Paducah Public Schools says it can do better with one of the most diverse student populations in the state. To do that, they want to diversify staff and administrators.

Hundreds of students of different shapes, sizes and ethnic backgrounds walk through the hallways of this elementary school every day. 

"Our student body is among the most diverse in the state," said Paducah Public Schools Assistant Superintendent William Black.

Black says this isn't enough.

"We want our students to see teachers and staff members from backgrounds and ethnicities similar to theirs," he said. 

Black says for the past 20 years the district has been trying to make schools' staff and administration more diverse, but it's still not where it wants to be.

Even after years of work by the district, only 12 percent of faculty members are from minority groups.

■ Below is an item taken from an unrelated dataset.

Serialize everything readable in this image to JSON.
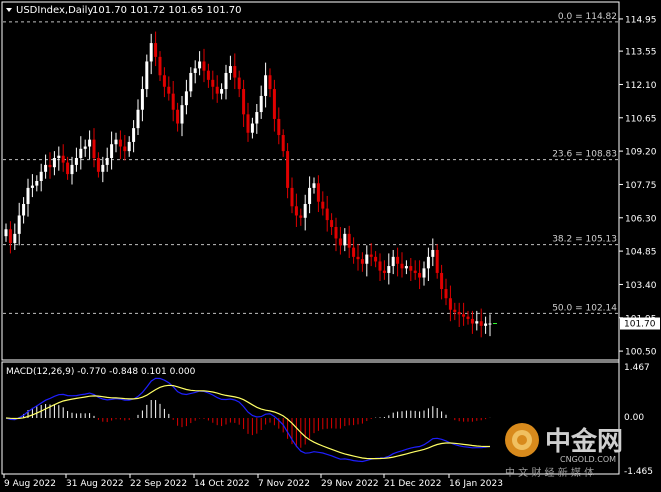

"Psychologically and socially we identify more closely with authority figures who look like people in their home environment," said Lee Emmons, the Director of Child Watch.

Emmons works with children daily at the counseling and child advocacy center.

"It could increase their comfort level and can increase the level of understanding of cultural norms," Emmons said.

This is why Black says the district is beefing up efforts to recruit a more diverse faculty.

"It's important to us that our staff reflects the diversity of our student body," Black said.

Even with minorities making up that 12 percent of faculty, staff at Paducah Public Schools rank second most diverse in the state. Jefferson County ranks first with 15 percent. Black says teams of administrators will go to college job fairs and student seminars to find people who are qualified.
He says it's really about reaching out to as many college students as possible before they graduate. Black says recruitment efforts are important, because the percentage of teachers with diverse backgrounds in the state is low.